Now the Doha round is threatened. The European Union, Japan and China have begun a counteroffensive against the U.S. steel tariffs. The Europeans threaten, pointedly, to impose countertariffs on $336 million worth of American goods originating from electorally sensitive states such as North Carolina and Florida. Another big trade dispute is brewing.

So what? There have been trans-Atlantic trade squabbles for years, and despite the noise and posturing, good sense has usually prevailed. This time, the main losers will be the developing countries that await their opportunity to trade openly with rich countries, unobstructed by the array of quotas, tariffs and price subsidies.

Previously, the United States was pushing the European Union and others to phase out agricultural subsidies, but the pressure is off. The new farm bill, which would cost $190 billion over 10 years, will add to the existing $350 billion that rich countries provide in farm subsidies each year. When rich countries pay their farmers to increase production, with the effect of pushing down crop prices, poor countries lose out.

The World Bank estimates that if the world price of cotton were not depressed by subsidy, the number of people living below the poverty line in the country of Burkina Faso in western Africa would fall by half within six years. Whereas the average U.S. cotton farmer earns $35,000 a year, a third of which is subsidy, the average cotton farmer in Burkina Faso gets by on less than $1 a day.

"This is for rural America," said Rep. Larry Combest, Texas Republican and chairman of the House Agriculture Committee, when the farm bill was voted in.

But the smaller, family-run farms will not be the main benefactors. Three-fourths of the new subsidies will be paid to the 10 percent of biggest farmers.
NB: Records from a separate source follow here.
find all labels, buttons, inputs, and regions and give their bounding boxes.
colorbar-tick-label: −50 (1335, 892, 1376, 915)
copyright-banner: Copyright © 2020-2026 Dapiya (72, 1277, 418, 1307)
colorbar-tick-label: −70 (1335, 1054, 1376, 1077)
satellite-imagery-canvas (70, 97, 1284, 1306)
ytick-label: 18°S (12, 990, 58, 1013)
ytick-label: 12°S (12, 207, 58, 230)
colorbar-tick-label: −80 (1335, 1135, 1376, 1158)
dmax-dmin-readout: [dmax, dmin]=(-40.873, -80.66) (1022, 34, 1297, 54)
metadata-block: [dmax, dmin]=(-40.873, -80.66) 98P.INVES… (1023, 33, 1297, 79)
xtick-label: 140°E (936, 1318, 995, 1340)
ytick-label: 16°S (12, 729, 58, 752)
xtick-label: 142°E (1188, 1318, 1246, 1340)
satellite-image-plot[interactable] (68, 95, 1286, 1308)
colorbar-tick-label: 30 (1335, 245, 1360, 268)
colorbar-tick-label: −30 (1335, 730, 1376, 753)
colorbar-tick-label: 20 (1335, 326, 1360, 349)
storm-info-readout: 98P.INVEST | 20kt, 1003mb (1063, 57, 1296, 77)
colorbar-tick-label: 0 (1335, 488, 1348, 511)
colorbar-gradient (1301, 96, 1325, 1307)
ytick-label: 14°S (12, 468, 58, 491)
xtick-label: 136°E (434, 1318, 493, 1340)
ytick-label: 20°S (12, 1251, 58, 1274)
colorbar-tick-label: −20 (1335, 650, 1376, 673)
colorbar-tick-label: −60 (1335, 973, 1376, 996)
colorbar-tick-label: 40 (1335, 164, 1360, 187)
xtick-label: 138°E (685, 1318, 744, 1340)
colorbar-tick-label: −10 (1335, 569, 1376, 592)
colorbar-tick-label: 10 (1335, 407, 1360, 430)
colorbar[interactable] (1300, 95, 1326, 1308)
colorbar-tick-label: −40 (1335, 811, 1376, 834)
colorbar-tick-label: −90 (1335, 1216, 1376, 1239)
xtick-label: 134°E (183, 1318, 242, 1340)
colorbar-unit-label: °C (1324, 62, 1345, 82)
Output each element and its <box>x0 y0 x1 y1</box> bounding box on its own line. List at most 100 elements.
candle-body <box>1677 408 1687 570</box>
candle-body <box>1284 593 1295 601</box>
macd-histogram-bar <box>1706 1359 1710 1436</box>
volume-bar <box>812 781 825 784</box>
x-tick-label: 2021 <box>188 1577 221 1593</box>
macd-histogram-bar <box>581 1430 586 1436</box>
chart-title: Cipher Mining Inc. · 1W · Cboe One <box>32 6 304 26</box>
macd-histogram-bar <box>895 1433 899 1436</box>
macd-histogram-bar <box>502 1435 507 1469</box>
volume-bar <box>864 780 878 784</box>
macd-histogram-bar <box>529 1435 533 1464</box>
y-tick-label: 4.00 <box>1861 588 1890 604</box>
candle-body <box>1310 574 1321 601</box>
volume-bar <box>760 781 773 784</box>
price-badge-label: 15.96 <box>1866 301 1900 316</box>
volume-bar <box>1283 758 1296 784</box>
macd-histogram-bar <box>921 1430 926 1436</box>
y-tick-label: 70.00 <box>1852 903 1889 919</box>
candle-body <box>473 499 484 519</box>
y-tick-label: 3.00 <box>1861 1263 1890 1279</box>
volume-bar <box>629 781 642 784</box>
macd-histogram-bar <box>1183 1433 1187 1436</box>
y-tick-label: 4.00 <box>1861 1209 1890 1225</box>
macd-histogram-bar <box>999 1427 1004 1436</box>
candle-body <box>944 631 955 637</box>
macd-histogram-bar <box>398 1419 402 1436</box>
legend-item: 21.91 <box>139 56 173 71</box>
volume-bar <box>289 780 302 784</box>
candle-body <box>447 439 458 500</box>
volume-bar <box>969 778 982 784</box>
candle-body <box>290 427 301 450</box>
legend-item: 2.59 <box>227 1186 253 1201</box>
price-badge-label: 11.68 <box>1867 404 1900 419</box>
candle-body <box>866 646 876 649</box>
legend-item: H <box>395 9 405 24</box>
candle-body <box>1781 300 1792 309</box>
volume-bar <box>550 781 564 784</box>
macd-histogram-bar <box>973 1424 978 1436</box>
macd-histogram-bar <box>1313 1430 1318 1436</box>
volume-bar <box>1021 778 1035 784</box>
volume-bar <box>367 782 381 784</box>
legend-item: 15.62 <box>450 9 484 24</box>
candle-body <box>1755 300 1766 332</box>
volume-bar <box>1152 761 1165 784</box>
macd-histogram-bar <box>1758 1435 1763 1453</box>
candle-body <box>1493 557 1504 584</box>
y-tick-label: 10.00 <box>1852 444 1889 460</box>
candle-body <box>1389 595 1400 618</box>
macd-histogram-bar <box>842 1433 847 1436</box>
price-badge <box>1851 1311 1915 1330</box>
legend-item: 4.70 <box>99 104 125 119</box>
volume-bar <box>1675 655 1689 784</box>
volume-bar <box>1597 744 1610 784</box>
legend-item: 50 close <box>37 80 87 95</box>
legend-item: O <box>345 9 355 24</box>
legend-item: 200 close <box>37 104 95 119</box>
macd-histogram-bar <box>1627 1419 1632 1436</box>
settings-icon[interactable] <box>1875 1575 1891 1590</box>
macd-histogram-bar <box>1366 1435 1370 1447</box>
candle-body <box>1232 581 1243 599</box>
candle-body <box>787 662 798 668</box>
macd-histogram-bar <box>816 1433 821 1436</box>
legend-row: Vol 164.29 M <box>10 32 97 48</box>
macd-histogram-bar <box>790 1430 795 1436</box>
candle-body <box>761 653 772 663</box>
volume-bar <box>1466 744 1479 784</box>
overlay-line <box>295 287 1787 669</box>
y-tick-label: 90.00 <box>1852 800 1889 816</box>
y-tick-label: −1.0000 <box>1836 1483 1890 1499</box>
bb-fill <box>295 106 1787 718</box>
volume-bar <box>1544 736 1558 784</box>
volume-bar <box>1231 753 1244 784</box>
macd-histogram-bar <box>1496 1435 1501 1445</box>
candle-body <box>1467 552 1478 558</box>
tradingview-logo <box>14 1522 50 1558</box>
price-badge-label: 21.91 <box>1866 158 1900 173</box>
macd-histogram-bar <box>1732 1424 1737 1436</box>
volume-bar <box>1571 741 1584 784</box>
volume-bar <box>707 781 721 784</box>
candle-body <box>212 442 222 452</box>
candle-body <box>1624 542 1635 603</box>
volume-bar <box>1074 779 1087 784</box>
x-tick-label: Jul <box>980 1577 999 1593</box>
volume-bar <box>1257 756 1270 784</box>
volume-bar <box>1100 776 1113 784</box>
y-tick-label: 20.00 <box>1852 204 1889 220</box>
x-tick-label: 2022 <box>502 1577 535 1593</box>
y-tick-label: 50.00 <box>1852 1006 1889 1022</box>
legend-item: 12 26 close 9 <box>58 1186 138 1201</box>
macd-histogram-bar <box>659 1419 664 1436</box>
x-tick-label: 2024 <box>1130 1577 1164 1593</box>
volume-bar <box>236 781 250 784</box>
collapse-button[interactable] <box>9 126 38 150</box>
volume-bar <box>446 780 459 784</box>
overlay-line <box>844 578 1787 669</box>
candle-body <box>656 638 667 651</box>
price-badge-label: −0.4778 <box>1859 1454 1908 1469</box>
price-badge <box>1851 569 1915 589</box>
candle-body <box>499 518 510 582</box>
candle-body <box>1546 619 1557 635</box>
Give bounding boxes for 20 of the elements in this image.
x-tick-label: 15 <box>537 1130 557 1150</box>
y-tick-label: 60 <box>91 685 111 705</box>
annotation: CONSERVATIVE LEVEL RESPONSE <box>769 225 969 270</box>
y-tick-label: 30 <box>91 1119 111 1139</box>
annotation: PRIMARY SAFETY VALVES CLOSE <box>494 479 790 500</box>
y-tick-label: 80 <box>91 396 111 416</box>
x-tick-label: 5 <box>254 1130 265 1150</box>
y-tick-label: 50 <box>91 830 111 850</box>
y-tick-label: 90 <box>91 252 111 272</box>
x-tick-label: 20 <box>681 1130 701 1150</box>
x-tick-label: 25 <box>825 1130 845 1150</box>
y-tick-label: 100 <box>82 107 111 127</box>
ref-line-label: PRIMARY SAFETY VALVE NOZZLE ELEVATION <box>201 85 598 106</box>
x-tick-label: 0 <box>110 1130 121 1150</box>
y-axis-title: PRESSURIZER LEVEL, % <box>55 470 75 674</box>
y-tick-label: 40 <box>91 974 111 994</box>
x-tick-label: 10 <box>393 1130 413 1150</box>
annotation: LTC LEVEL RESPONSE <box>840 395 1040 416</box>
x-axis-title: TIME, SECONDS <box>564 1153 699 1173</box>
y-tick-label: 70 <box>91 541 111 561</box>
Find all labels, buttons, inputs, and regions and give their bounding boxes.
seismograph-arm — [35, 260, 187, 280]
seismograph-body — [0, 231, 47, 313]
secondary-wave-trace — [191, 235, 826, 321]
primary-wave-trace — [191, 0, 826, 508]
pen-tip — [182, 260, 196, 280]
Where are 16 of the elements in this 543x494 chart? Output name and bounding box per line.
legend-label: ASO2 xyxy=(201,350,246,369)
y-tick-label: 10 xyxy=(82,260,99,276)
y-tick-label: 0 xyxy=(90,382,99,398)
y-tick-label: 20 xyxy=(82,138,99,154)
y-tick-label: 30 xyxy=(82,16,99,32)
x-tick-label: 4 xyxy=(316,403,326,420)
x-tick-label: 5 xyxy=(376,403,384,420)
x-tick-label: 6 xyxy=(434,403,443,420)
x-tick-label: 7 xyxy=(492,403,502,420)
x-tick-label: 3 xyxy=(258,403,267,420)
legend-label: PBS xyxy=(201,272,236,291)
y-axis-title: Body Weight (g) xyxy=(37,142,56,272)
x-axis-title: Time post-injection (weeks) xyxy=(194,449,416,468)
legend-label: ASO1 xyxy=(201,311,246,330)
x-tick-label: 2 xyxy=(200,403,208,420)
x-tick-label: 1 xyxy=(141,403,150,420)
The issue of equity is important. After the attacks of Sept. 11, world leaders recognized the link between poverty and terrorism and pledged to increase development aid. Aid can help, but only trade can bring the foreign investment and modernization that developing countries need. But in all the rich countries, domestic interest groups are lobbying hard to prevent investment, earnings and jobs from moving elsewhere.

Take the Vietnam catfish war in which the Mekong challenged the Mississippi.

Vietnam began exporting frozen catfish filets to the United States in 1996, and by last year was supplying 20 percent of the market. Vietnamese catfish was as good as the local product, but 20 percent cheaper. The Catfish Farmers of America, with headquarters in Indianola, Miss., fought back, first accusing the Vietnamese of dumping and of farming in polluted water, none of which could be substantiated.

In October, the group succeeded in having Congress pass a bill banning the use of the word "catfish" on the Vietnamese product, because the Vietnamese catfish supposedly belonged to a different family from the American catfish.

Although scientists of the California Research Institute have confirmed that Vietnamese and American catfish belong to the same family, the ban prevails.

Vietnamese producers, now using the label "Basa fish," must reapproach the market.

"Protecting a domestic industry that had a revenue more than $590 million last year is vital to the South ... ," the Catfish Farmers of America said. "There are more than 190,000 acres of catfish ponds in the United States, with 110,000 of those acres in Mississippi."

Free trade is ultimately about the benefit of many vs. the interest of the few. The few are often powerful, so free-trade agendas need championing with vision and commitment. President Bush seems to have lost that commitment. For now, the global agenda appears to have been scrapped under the pressure of domestic interests.

John McKenzie lives in Vietnam, where he manages the Mekong Project Development Facility.